The output from an effective Asset Management system is a better allocation of resources to physical assets. It’s all about allocating $ and people where they are most needed, and not to spend or do where that is not needed.
And that can mean only one thing. AM – the system, not the team – should be the major input to the budgeting process for asset-intensive sectors such as power. And a major input wherever there is a significant amount of budget at stake.
The Asset Management input to the budgeting process is what Penny originally called the AMP. Given that ISO 55000 didn’t quite get it, I wonder if we should now spell it out – the asset management planning process (AMPP). One integrated, co-ordinated process that looks across the whole asset base with consistent principles on which to base decisions about priorities for the medium and long term.
We should expect – hope, indeed! – that this will over time have a major impact on business budgeting.

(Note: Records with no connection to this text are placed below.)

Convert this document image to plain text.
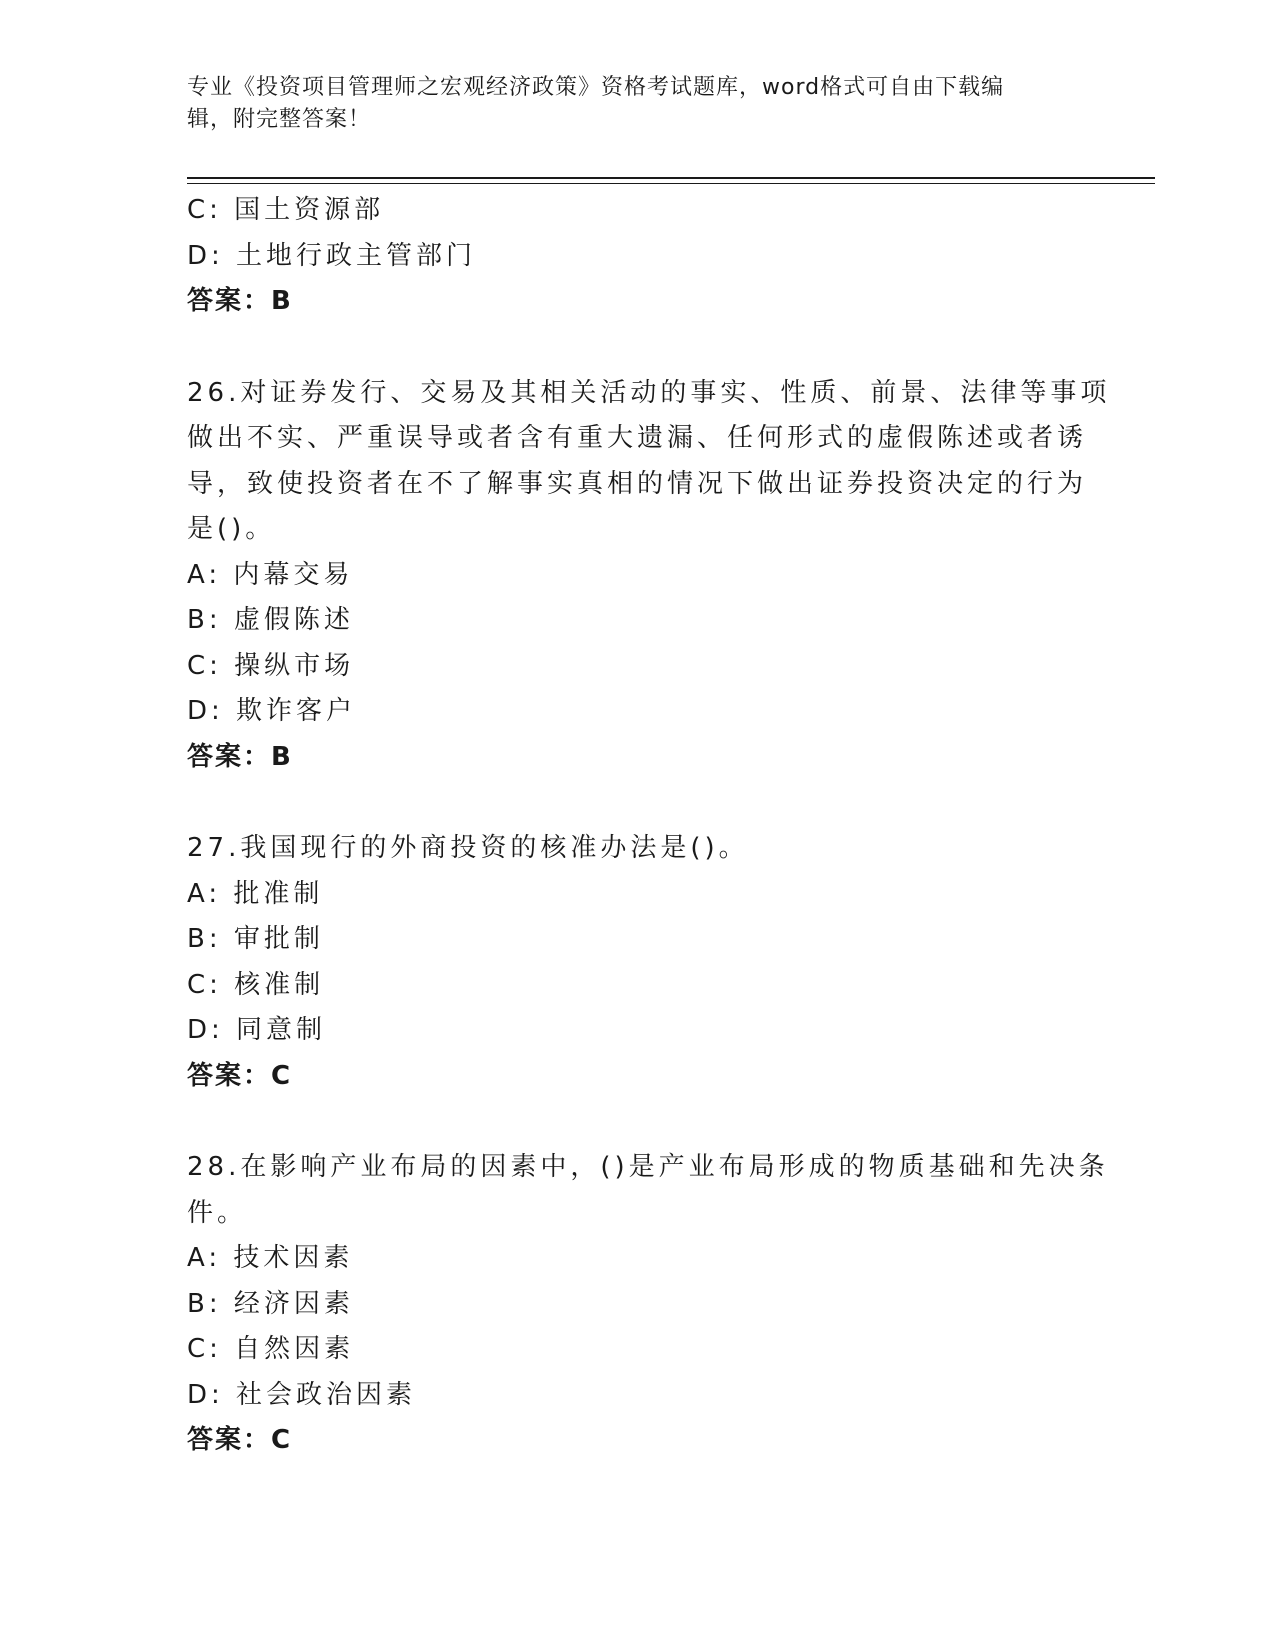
专业《投资项目管理师之宏观经济政策》资格考试题库，word格式可自由下载编
辑，附完整答案！
C: 国土资源部
D: 土地行政主管部门
答案：B
26.对证券发行、交易及其相关活动的事实、性质、前景、法律等事项
做出不实、严重误导或者含有重大遗漏、任何形式的虚假陈述或者诱
导，致使投资者在不了解事实真相的情况下做出证券投资决定的行为
是()。
A: 内幕交易
B: 虚假陈述
C: 操纵市场
D: 欺诈客户
答案：B
27.我国现行的外商投资的核准办法是()。
A: 批准制
B: 审批制
C: 核准制
D: 同意制
答案：C
28.在影响产业布局的因素中，()是产业布局形成的物质基础和先决条
件。
A: 技术因素
B: 经济因素
C: 自然因素
D: 社会政治因素
答案：C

That asset-related budgets will change significantly when we have a more optimising system, to make better use of information and plan further into the future.
The focus is not individual decisions, but the wider decision processes.
- What are the priorities for asset renewals, that is major work to replace or refurbish assets?
- What is the appropriate level of planned maintenance to optimise cost, risk and performance?
- Given the current state of the asset base, what is a realistic level of allocation to reactive work going forward?
- How do any growth or new assets fit within the overall strategy (and how important are they in relation to sustaining the assets/ services we already have)?
And this is not planning just about the physical assets. Both the money and the resources have to be considered: there is little point in arguing for money if there is not also a realistic plan for the people to deliver the work.
If we agree this is what Asset Management has to deliver, that also tells us what the main job of a dedicated AM function is and its key relationships with other functions. We can work through what kind of skills and capabilities we require, and where AM sits in the organisation.
It’s why I don’t consider Asset Management in any sense a sub-branch of Engineering – or the capabilities what we teach on current engineering degrees. It’s also not Finance, or HR, or Procurement, though it involves all of these.
And the bigger the amount of dollars at stake, the more vital that we do good Asset Management.